Part of the reason I didn't pour my anxiety out to David is that I know the peace we're existing in right now (what little there is) is somewhat fragile.  And there is always this fear that whatever issue awakens Lois will startle his own gremlin of self-doubt, and a domino effect will happen.  I will admit, however, that David has had far fewer expressions of uncertainty.  But then again, I think he's just that much better and stifling his own version of Lois (Louie?).

So getting back to this weekend, we were both doing ok. We delivered a load of stuff to my parents' basement, had a family lunch, ran some errands on the way home, and then got back to trucking along with packing things when we got back home.  We left our miniature poodle Ruby with my parents (where she'll stay when we're gone) so that she could avoid the stress of the next week before the moving truck comes. And then as we were packing things we realized that she probably wouldn't come back to the house to stay until we return from our trip. The next three weeks are crazy stressful, one week with moving chaos, one week with paint, cleaning, and no furniture chaos, and one week where we're homeless by Monday. While we'll see her in the next three weeks, she effectively had already moved out. So I packed up all her her toys, brushes, special shampoo, and her treats. I looked at David, and he looked at me, and we both felt blindsided. It felt a little like she'd died, which was crazy, because we'd left her bouncing off the walls at my parents' house a few hours earlier.  David was hugging me, and I was crying, but somehow laughing at myself at the same time.

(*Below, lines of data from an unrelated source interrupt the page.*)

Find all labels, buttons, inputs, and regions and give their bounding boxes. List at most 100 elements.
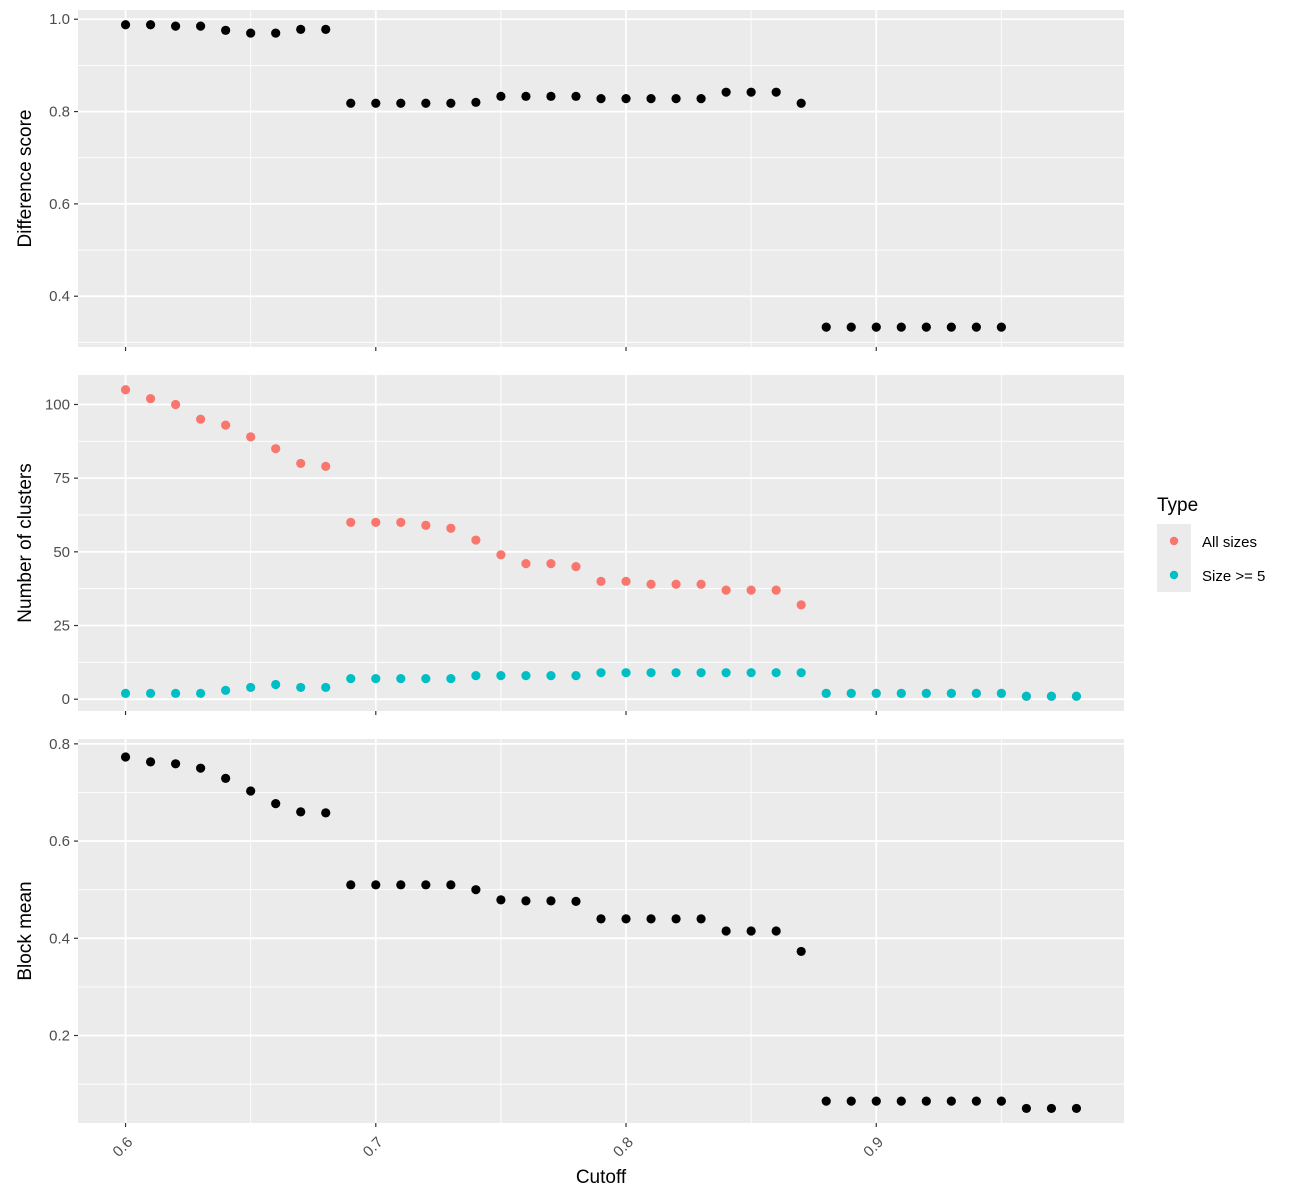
data-point [796,600,806,610]
data-point [1046,691,1057,701]
data-point [221,420,231,430]
data-point [971,1096,981,1106]
data-point [446,98,456,108]
data-point [946,688,956,698]
data-point [596,94,606,104]
data-point [421,98,431,108]
y-tick-label: 0.6 [49,196,70,213]
data-point [1071,1103,1082,1114]
y-tick-label: 100 [45,396,70,413]
data-point [421,520,431,530]
data-point [196,414,206,424]
data-point [296,458,306,469]
data-point [271,679,281,690]
data-point [446,880,456,890]
data-point [421,880,431,890]
data-point [896,688,906,698]
data-point [771,668,781,678]
data-point [821,1096,831,1106]
data-point [796,946,806,957]
data-point [846,688,856,698]
data-point [246,28,256,38]
y-tick-label: 0.4 [49,930,70,947]
data-point [346,98,356,108]
x-tick-label: 0.9 [860,1134,887,1161]
panel-background [78,10,1124,347]
data-point [596,576,606,586]
data-point [120,688,131,698]
data-point [145,20,156,30]
panels-layer: 0.4 0.6 0.8 1.0 Difference score 0 25 50 75 100 Nu… [15,10,1124,1161]
data-point [521,896,531,906]
data-point [746,585,756,595]
data-point [321,24,331,34]
data-point [145,393,156,404]
y-tick-label: 50 [53,544,70,561]
data-point [145,688,156,698]
series-points [120,20,1006,332]
data-point [346,880,356,890]
legend-key-size-ge-5 [1169,570,1179,580]
y-axis-title: Difference score [15,110,36,248]
data-point [871,688,881,698]
data-point [1021,1103,1032,1114]
data-point [145,757,156,767]
data-point [371,880,381,890]
data-point [271,28,281,38]
data-point [971,688,981,698]
data-point [996,1096,1006,1106]
data-point [696,94,706,104]
data-point [471,97,481,107]
data-point [996,322,1006,332]
legend-title: Type [1157,495,1198,516]
data-point [896,1096,906,1106]
data-point [371,517,381,527]
data-point [621,668,631,678]
data-point [821,322,831,332]
data-point [671,668,681,678]
data-point [646,668,656,678]
data-point [621,94,631,104]
data-point [496,895,506,905]
data-point [546,91,556,101]
y-tick-label: 25 [53,618,70,635]
data-point [120,20,131,30]
data-point [771,87,781,97]
data-point [396,517,406,527]
data-point [721,926,731,936]
data-point [646,94,656,104]
data-point [771,926,781,936]
data-point [296,24,306,34]
data-point [396,880,406,890]
data-point [571,561,581,572]
data-point [621,914,631,924]
data-point [170,399,181,410]
data-point [120,385,131,395]
data-point [170,688,181,698]
data-point [871,1096,881,1106]
data-point [496,671,506,681]
data-point [321,461,331,471]
legend-label-all-sizes: All sizes [1202,534,1257,551]
data-point [646,914,656,924]
data-point [721,87,731,97]
y-tick-label: 1.0 [49,11,70,28]
data-point [471,535,481,545]
data-point [170,21,181,31]
data-point [196,21,206,31]
data-point [471,885,481,895]
data-point [871,322,881,332]
y-tick-label: 0.6 [49,833,70,850]
data-point [671,579,681,589]
data-point [996,688,1006,698]
data-point [896,322,906,332]
x-tick-label: 0.6 [110,1134,137,1161]
data-point [296,807,306,817]
data-point [396,98,406,108]
data-point [396,673,406,684]
data-point [796,98,806,108]
y-tick-label: 0.2 [49,1028,70,1045]
data-point [646,579,656,589]
data-point [371,98,381,108]
data-point [971,322,981,332]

It was just all too much, I guess. 

When I had some time to reflect about it, I realized what my problem with hiring movers was. It wasn't that I freaked out about moving, or had any doubts about the trip. It was that I know every dollar I spend on moving expenses is a dollar I don't spend in Bali, or Argentina, or Cairo. And while I know that spending money on movers rather than on physical therapy for David's back is a sound decision, tell that to Lois.

The Ruby thing is pure projection. It's all happening so fast, but this one snuck up on us. I realized that the last walk we took on Saturday night was her last walk in the neighborhood (for a year! Not dead yet!).  Packing up her leash, food and water dishes, and her soccer balls was this small (much, much easier) version of what we're doing with everything. And while I'm excited for the future, there is much that is bittersweet about the moving process.  You can't look forward all the time. You just can't.  And Lois, she's there in my peripheral vision, every time I turn my head.

Last night I did what I always do to calm myself down. I baked. I made granola and two types of cookies and used up ingredients and basically said goodbye to that part of my life for the next while. I got flour on my Kitchenaid mixer and in my hair. David licked the last of the batter off the spatula, and I kissed my baking career on both cheeks. It felt good to get to do it one last time, knowing it was the last time. It was so much better that way--not a Lois in sight.

And as much as I'd like to stash Lois at my parents' house along with all of our other things, she's probably along for the ride this next year (so! much! to worry! about!).  So I have two choices: I can either make my peace with her and try and hug it out, or I can keep pushing her into the corner and turning my back on her.  I haven't chosen a strategy yet, but I'll keep you posted.

Thursday, August 2, 2012

Fortune smiles


While I don't necessarily believe I have great luck, when it comes to travel, I have great fortune. I got this last Wednesday night, and since our tickets have been purchased, it sure seems like it just might come true. 

Before our trip to Africa a few years ago, I got this one:


And holy heck did that end up being true.  Of course, I'm sure approximately 1/4 of the available fortunes in cookies have something to do with travel. But I'm willing to think it's a message from the universe to me.  Maybe I need to buy a lottery ticket too.